During the pandemic, on-site assessment of patients may be less frequent, which will lead to missing data. Moreover, potential differences in visit frequency before, during and after the pandemic may mean that patient data is not sampled at the usual intervals. Both of these issues could be addressed using existing ML methods. Missing data might be imputed using ML methods specifically designed to impute missing data in temporal data streams (Yoon et al. 2017, 2018; Yin and Cheung 2019). These methods make it possible to infer the patient state during the period in which on-site monitoring was less frequent.
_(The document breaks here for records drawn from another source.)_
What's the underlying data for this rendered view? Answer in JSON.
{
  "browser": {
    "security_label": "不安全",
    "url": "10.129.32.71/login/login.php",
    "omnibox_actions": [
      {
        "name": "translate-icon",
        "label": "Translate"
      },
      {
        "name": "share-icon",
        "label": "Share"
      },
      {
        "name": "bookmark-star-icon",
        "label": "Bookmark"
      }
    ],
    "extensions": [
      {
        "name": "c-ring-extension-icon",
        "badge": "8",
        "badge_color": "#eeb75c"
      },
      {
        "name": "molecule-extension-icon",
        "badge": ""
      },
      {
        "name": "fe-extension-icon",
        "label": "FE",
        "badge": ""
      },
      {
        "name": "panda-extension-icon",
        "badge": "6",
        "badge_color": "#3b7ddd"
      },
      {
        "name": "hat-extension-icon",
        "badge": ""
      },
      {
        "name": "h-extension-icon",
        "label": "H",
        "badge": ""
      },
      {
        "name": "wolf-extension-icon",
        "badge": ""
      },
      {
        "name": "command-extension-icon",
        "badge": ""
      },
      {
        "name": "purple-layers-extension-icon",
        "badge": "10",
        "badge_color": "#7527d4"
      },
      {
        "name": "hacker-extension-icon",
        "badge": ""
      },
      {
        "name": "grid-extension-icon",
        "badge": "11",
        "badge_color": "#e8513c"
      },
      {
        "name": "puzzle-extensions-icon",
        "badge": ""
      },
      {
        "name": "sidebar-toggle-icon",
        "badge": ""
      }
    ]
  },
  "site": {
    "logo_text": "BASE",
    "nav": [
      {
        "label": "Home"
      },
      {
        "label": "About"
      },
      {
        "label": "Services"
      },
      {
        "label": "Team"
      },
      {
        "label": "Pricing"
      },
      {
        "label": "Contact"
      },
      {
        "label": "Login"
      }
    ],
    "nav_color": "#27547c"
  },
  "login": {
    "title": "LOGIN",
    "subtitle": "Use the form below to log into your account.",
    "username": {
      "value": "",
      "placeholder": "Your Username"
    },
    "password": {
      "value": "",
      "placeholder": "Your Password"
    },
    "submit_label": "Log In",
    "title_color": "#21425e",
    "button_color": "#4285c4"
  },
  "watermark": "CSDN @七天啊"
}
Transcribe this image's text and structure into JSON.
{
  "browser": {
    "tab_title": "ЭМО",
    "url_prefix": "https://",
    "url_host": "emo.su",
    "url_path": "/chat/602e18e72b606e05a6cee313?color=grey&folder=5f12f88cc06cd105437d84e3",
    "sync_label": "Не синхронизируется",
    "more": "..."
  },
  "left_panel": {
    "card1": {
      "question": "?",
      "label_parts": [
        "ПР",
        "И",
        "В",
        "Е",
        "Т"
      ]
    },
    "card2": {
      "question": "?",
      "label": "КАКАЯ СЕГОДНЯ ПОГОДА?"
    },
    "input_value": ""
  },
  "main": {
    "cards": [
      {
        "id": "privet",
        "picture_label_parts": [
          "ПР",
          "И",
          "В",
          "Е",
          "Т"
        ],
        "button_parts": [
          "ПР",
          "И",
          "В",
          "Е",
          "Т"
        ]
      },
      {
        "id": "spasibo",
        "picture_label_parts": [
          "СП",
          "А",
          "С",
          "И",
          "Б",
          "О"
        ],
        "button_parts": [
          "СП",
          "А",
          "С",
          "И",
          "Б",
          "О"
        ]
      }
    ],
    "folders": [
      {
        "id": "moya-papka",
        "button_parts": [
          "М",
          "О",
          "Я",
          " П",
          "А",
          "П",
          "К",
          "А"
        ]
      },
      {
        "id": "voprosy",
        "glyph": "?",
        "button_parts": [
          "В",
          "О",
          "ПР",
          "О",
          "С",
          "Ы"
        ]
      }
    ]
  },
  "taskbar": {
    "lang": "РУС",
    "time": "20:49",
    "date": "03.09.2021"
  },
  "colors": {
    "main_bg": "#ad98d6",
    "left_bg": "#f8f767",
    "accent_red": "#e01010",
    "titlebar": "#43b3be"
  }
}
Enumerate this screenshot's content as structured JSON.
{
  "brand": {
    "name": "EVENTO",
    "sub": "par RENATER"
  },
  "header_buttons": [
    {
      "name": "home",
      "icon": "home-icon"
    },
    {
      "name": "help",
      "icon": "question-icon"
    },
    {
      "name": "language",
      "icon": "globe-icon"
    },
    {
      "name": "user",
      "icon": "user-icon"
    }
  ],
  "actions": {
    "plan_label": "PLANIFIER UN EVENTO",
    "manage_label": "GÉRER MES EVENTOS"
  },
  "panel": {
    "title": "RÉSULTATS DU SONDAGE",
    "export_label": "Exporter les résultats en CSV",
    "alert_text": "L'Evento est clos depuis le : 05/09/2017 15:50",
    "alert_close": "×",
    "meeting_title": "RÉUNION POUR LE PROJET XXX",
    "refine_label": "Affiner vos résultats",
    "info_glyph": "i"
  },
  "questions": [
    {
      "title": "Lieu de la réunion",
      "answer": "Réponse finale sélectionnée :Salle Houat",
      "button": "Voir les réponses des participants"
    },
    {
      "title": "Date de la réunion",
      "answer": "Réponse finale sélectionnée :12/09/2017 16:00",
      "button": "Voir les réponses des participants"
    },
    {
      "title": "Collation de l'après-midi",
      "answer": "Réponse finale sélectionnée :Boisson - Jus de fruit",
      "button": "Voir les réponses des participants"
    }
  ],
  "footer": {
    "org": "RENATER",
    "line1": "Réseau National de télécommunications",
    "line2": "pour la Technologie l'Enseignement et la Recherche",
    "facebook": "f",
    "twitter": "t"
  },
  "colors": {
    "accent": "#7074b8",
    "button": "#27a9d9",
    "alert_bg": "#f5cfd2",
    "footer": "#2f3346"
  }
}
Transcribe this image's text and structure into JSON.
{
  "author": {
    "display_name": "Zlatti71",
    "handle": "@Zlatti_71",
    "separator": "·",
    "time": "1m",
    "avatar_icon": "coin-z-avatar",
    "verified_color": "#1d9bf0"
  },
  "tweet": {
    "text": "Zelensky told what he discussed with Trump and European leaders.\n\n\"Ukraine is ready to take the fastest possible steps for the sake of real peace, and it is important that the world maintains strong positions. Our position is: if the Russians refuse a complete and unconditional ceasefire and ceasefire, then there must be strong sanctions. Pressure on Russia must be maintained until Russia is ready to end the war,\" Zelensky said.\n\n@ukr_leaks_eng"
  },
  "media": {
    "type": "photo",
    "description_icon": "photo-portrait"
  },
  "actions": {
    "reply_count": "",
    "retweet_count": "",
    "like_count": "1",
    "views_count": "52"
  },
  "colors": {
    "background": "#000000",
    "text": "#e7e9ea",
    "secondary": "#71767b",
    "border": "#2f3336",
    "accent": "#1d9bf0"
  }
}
On this task, ML methods, using Multi-Dimensional Recurrent Neural Networks (Yoon et al. 2018c) and Generative Adversarial Imputation Nets (Yoon et al., 2018b), substantially out-perform previous methods, including Multiple Imputation by Chained Equations, Matrix Completion and Expectation Maximization on a variety of datasets (from the online UCI repository). All of these methods rely on the assumption that data is missing at random, i.e., that the reason data is missing is recorded in the data and unrelated to the patients’ unobserved state. This may or may not be a reasonable assumption in the context of the pandemic; for instance, variables that influence whether visits will be cancelled (such as local conditions and a patient’s risk-status) are likely to be recorded, but others (such as illness of a family member and difficulty in traveling) may not be. Moreover, this assumption may or may not conform to current regulatory guidelines. In either case, estimation will remain a problem if not enough information is available for imputation or prediction models (Akacha et al., 2020; Meyer et al., 2020) to be applicable Accessing these records may require integrating site-level operational data with patient data from the study. Other ML models are specifically designed for the analysis of irregularly sampled temporal data (Neil et al. 2016; Shukla and Marlin 2019; Alaa and van der Schaar 2017b).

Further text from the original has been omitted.